22 de Julho será o lançamento do primeiro álbum da banda Junção Cósmica em todas as plataformas digitais. Gravado ao vivo em parceria com a Demo Ex Machina Produções.

Em Dezembro de 2016, a banda Junção Cósmica se apresentou em Cuiabá e aproveitaram para conhecer as instalações do Estúdio Demo Ex Machina.
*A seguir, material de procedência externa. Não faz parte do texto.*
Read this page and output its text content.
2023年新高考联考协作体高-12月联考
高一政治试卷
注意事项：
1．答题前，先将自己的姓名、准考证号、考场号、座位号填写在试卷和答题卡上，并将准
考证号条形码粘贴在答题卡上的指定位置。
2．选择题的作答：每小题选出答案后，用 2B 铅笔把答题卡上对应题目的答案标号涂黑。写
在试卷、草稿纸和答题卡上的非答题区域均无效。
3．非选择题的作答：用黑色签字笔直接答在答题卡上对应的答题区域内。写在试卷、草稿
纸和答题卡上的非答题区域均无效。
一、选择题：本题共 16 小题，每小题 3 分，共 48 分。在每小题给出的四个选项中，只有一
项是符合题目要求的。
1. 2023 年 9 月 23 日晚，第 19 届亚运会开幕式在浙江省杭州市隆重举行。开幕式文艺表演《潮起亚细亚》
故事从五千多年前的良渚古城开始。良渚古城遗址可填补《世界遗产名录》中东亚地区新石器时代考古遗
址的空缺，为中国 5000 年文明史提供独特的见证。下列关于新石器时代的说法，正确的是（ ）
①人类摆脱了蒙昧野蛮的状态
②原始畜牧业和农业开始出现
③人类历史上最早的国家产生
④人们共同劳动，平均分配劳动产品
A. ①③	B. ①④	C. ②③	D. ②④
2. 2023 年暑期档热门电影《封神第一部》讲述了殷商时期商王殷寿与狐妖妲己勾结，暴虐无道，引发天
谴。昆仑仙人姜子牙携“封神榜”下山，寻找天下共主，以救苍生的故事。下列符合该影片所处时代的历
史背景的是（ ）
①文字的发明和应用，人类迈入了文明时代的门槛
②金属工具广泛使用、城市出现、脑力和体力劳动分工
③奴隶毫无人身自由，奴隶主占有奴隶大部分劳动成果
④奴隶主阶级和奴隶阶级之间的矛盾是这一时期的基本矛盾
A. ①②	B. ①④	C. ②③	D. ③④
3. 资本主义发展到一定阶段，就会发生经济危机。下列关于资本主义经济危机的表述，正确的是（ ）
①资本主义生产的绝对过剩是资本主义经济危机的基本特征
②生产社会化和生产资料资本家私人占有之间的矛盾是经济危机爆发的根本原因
E foi assim: sem aviso, sem ensaios anteriores e tampouco sessões de gravação de instrumento por instrumento, a gravação é fruto de uma apresentação ao vivo da banda naquele dia. É essa naturalidade que dá o tom ao disco, onde o grupo cacerense Junção Cósmica traz o melhor do rock alternativo psicodélico em uma sinergia autêntica e intensa.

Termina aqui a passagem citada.